From: Rick Knight (rknight@platinum.com)
Date: Wed Jun 25 1997 - 17:41:45 MDT
Max More posted:
I've always thought a pretty good test of intelligence was to ask
someone what they would do with $X, and keeping increasing the value of
X until they can't think of anything else to do with it, except buy 50
Rolls Royce's (as a certain guru did not long ago). I suspect most
people on this list wouldn't have any trouble finding sensible ways to
spend their first trillion dollars.
My addition/clarification to that:
First off, thanks Max for instilling a measure of vision and nobility
into a topic and about which I started getting my ire up.
I would like to add that although the notion of "plenty" may be a
non-issue for some extropians, it is not necessarily a measure of a
person's worthiness or intellect that s/he settles for substantially
less. Rather, it is a limitation of his/her imagination and to that
extent, those with loftier aspirations should graciously allow them to
be or inspire them further.
Although I don't scrutinously follow Bill Gates' entrepreneurial or
philanthropic efforts, it is hard not to regard him ultimately as
short-sighted and somewhat facist, given the incredibly and
precedent-setting resources he has amassed.

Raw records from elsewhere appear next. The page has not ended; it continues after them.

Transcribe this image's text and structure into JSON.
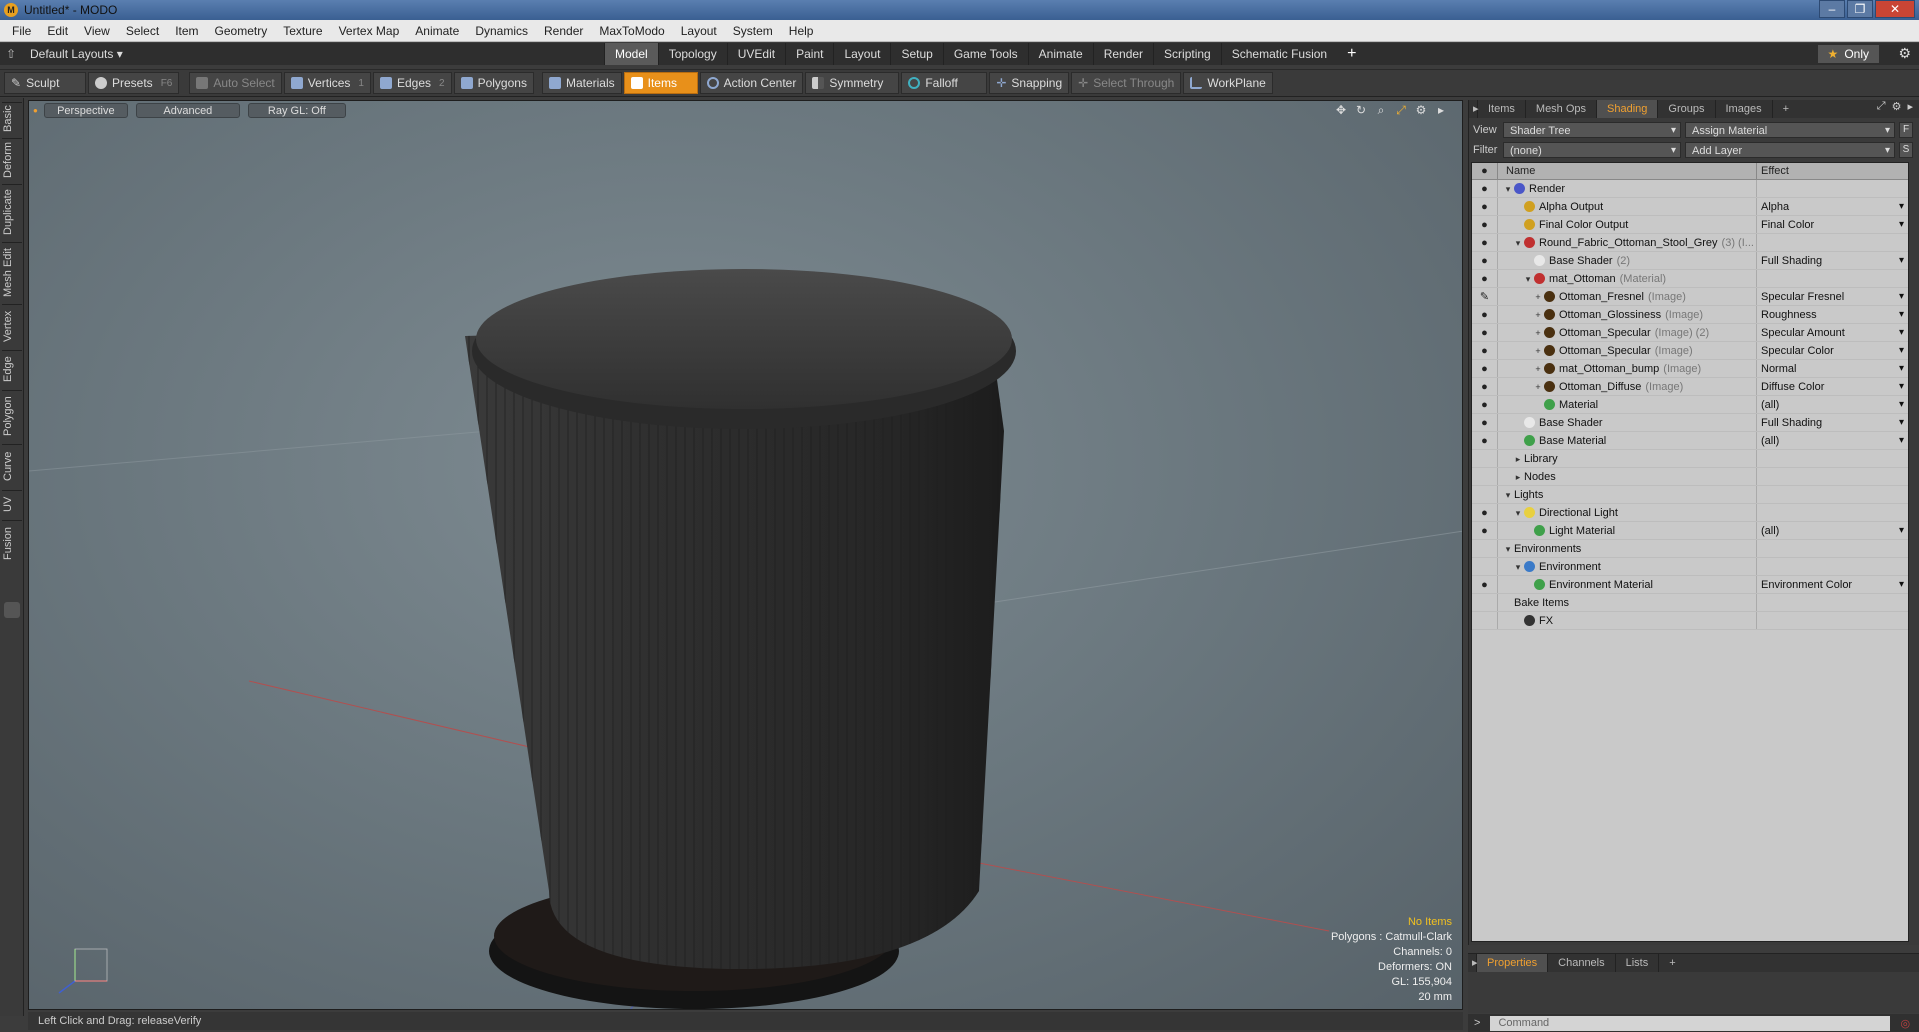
{
  "window": {
    "title": "Untitled* - MODO",
    "app_icon": "modo-icon",
    "controls": [
      "minimize-icon",
      "restore-icon",
      "close-icon"
    ]
  },
  "menu": [
    "File",
    "Edit",
    "View",
    "Select",
    "Item",
    "Geometry",
    "Texture",
    "Vertex Map",
    "Animate",
    "Dynamics",
    "Render",
    "MaxToModo",
    "Layout",
    "System",
    "Help"
  ],
  "layoutbar": {
    "layout_name": "Default Layouts ▾",
    "tabs": [
      "Model",
      "Topology",
      "UVEdit",
      "Paint",
      "Layout",
      "Setup",
      "Game Tools",
      "Animate",
      "Render",
      "Scripting",
      "Schematic Fusion"
    ],
    "active_tab": "Model",
    "add_tab": "+",
    "only_label": "Only"
  },
  "toolbar": {
    "sculpt": "Sculpt",
    "presets": "Presets",
    "presets_key": "F6",
    "auto_select": "Auto Select",
    "vertices": "Vertices",
    "vertices_key": "1",
    "edges": "Edges",
    "edges_key": "2",
    "polygons": "Polygons",
    "materials": "Materials",
    "items": "Items",
    "action_center": "Action Center",
    "symmetry": "Symmetry",
    "falloff": "Falloff",
    "snapping": "Snapping",
    "select_through": "Select Through",
    "workplane": "WorkPlane"
  },
  "left_tabs": [
    "Basic",
    "Deform",
    "Duplicate",
    "Mesh Edit",
    "Vertex",
    "Edge",
    "Polygon",
    "Curve",
    "UV",
    "Fusion"
  ],
  "viewport": {
    "view": "Perspective",
    "shading": "Advanced",
    "raygl": "Ray GL: Off",
    "info": {
      "items": "No Items",
      "polygons": "Polygons : Catmull-Clark",
      "channels": "Channels: 0",
      "deformers": "Deformers: ON",
      "gl": "GL: 155,904",
      "scale": "20 mm"
    }
  },
  "status": {
    "hint": "Left Click and Drag:  releaseVerify"
  },
  "right_panel": {
    "tabs": [
      "Items",
      "Mesh Ops",
      "Shading",
      "Groups",
      "Images",
      "+"
    ],
    "active_tab": "Shading",
    "view_label": "View",
    "view_value": "Shader Tree",
    "assign_material": "Assign Material",
    "assign_key": "F",
    "filter_label": "Filter",
    "filter_value": "(none)",
    "add_layer": "Add Layer",
    "add_key": "S",
    "col_name": "Name",
    "col_effect": "Effect",
    "rows": [
      {
        "vis": "●",
        "ar": "▾",
        "indent": 0,
        "icon": "#4a56c8",
        "name": "Render",
        "note": "",
        "effect": "",
        "dd": false
      },
      {
        "vis": "●",
        "ar": "",
        "indent": 1,
        "icon": "#d0a020",
        "name": "Alpha Output",
        "note": "",
        "effect": "Alpha",
        "dd": true
      },
      {
        "vis": "●",
        "ar": "",
        "indent": 1,
        "icon": "#d0a020",
        "name": "Final Color Output",
        "note": "",
        "effect": "Final Color",
        "dd": true
      },
      {
        "vis": "●",
        "ar": "▾",
        "indent": 1,
        "icon": "#c03030",
        "name": "Round_Fabric_Ottoman_Stool_Grey",
        "note": "(3) (I...",
        "effect": "",
        "dd": false
      },
      {
        "vis": "●",
        "ar": "",
        "indent": 2,
        "icon": "#e8e8e8",
        "name": "Base Shader",
        "note": "(2)",
        "effect": "Full Shading",
        "dd": true
      },
      {
        "vis": "●",
        "ar": "▾",
        "indent": 2,
        "icon": "#c03030",
        "name": "mat_Ottoman",
        "note": "(Material)",
        "effect": "",
        "dd": false
      },
      {
        "vis": "✎",
        "ar": "+",
        "indent": 3,
        "icon": "#4a3010",
        "name": "Ottoman_Fresnel",
        "note": "(Image)",
        "effect": "Specular Fresnel",
        "dd": true
      },
      {
        "vis": "●",
        "ar": "+",
        "indent": 3,
        "icon": "#4a3010",
        "name": "Ottoman_Glossiness",
        "note": "(Image)",
        "effect": "Roughness",
        "dd": true
      },
      {
        "vis": "●",
        "ar": "+",
        "indent": 3,
        "icon": "#4a3010",
        "name": "Ottoman_Specular",
        "note": "(Image) (2)",
        "effect": "Specular Amount",
        "dd": true
      },
      {
        "vis": "●",
        "ar": "+",
        "indent": 3,
        "icon": "#4a3010",
        "name": "Ottoman_Specular",
        "note": "(Image)",
        "effect": "Specular Color",
        "dd": true
      },
      {
        "vis": "●",
        "ar": "+",
        "indent": 3,
        "icon": "#4a3010",
        "name": "mat_Ottoman_bump",
        "note": "(Image)",
        "effect": "Normal",
        "dd": true
      },
      {
        "vis": "●",
        "ar": "+",
        "indent": 3,
        "icon": "#4a3010",
        "name": "Ottoman_Diffuse",
        "note": "(Image)",
        "effect": "Diffuse Color",
        "dd": true
      },
      {
        "vis": "●",
        "ar": "",
        "indent": 3,
        "icon": "#3fa04a",
        "name": "Material",
        "note": "",
        "effect": "(all)",
        "dd": true
      },
      {
        "vis": "●",
        "ar": "",
        "indent": 1,
        "icon": "#e8e8e8",
        "name": "Base Shader",
        "note": "",
        "effect": "Full Shading",
        "dd": true
      },
      {
        "vis": "●",
        "ar": "",
        "indent": 1,
        "icon": "#3fa04a",
        "name": "Base Material",
        "note": "",
        "effect": "(all)",
        "dd": true
      },
      {
        "vis": "",
        "ar": "▸",
        "indent": 1,
        "icon": "",
        "name": "Library",
        "note": "",
        "effect": "",
        "dd": false
      },
      {
        "vis": "",
        "ar": "▸",
        "indent": 1,
        "icon": "",
        "name": "Nodes",
        "note": "",
        "effect": "",
        "dd": false
      },
      {
        "vis": "",
        "ar": "▾",
        "indent": 0,
        "icon": "",
        "name": "Lights",
        "note": "",
        "effect": "",
        "dd": false
      },
      {
        "vis": "●",
        "ar": "▾",
        "indent": 1,
        "icon": "#e8d040",
        "name": "Directional Light",
        "note": "",
        "effect": "",
        "dd": false
      },
      {
        "vis": "●",
        "ar": "",
        "indent": 2,
        "icon": "#3fa04a",
        "name": "Light Material",
        "note": "",
        "effect": "(all)",
        "dd": true
      },
      {
        "vis": "",
        "ar": "▾",
        "indent": 0,
        "icon": "",
        "name": "Environments",
        "note": "",
        "effect": "",
        "dd": false
      },
      {
        "vis": "",
        "ar": "▾",
        "indent": 1,
        "icon": "#3a7ac8",
        "name": "Environment",
        "note": "",
        "effect": "",
        "dd": false
      },
      {
        "vis": "●",
        "ar": "",
        "indent": 2,
        "icon": "#3fa04a",
        "name": "Environment Material",
        "note": "",
        "effect": "Environment Color",
        "dd": true
      },
      {
        "vis": "",
        "ar": "",
        "indent": 0,
        "icon": "",
        "name": "Bake Items",
        "note": "",
        "effect": "",
        "dd": false
      },
      {
        "vis": "",
        "ar": "",
        "indent": 1,
        "icon": "#333333",
        "name": "FX",
        "note": "",
        "effect": "",
        "dd": false
      }
    ]
  },
  "bottom_panel": {
    "tabs": [
      "Properties",
      "Channels",
      "Lists",
      "+"
    ],
    "active_tab": "Properties"
  },
  "command": {
    "prompt": ">",
    "placeholder": "Command"
  }
}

I think the mental exercise of what to do with a trillion dollars
could ultimately end up chasing its own tail in the paradigm that some
of us (including me) imagine, where humans are not auto-driven by
greed and acquisition but by vision and a sense of connectivity and
purpose. Motivation by acquisition seems primitive by comparison,
rather like giving the dolphin a fish or the chimp a banana if it does
a learned task. Sure it's where we come from, evolutionarily
speaking, but where are we headed and how quickly? Pretty quickly
considering the global neural network expansion and explosion of
technological innovation.
And where are we headed?
In Star Trek: First Contact, Picard and the 21st century character,
Lily have a discussion about the enormous cost of titanium to build a
ship the size of the Enterprise. It was so encouraging to hear Picard
speak of a world to come that was not motivated by acquisition and
self-centered pursuit, as if Gene Rodenberry (whom I regard as a late
20th century H.G. Wells) continued to promote his philosophy beyond
the grave. Is it naive and altruistic to envision and work toward a
world where many extropian notions of success are rendered moot? And
granted, we have to work within the given paradigm but any
motivational speaker will tell you to start living the way you
imagine, the way you desire. (And that doesn't mean doing irrational
things like buying a Rolls while you are on the welfare "rolls".)
If the definition of extropian includes continually pushing the limits
of what it is to be human, where would considerations such as this
factor in?
I wonder if it would take a trillion dollars to make the Enterprise?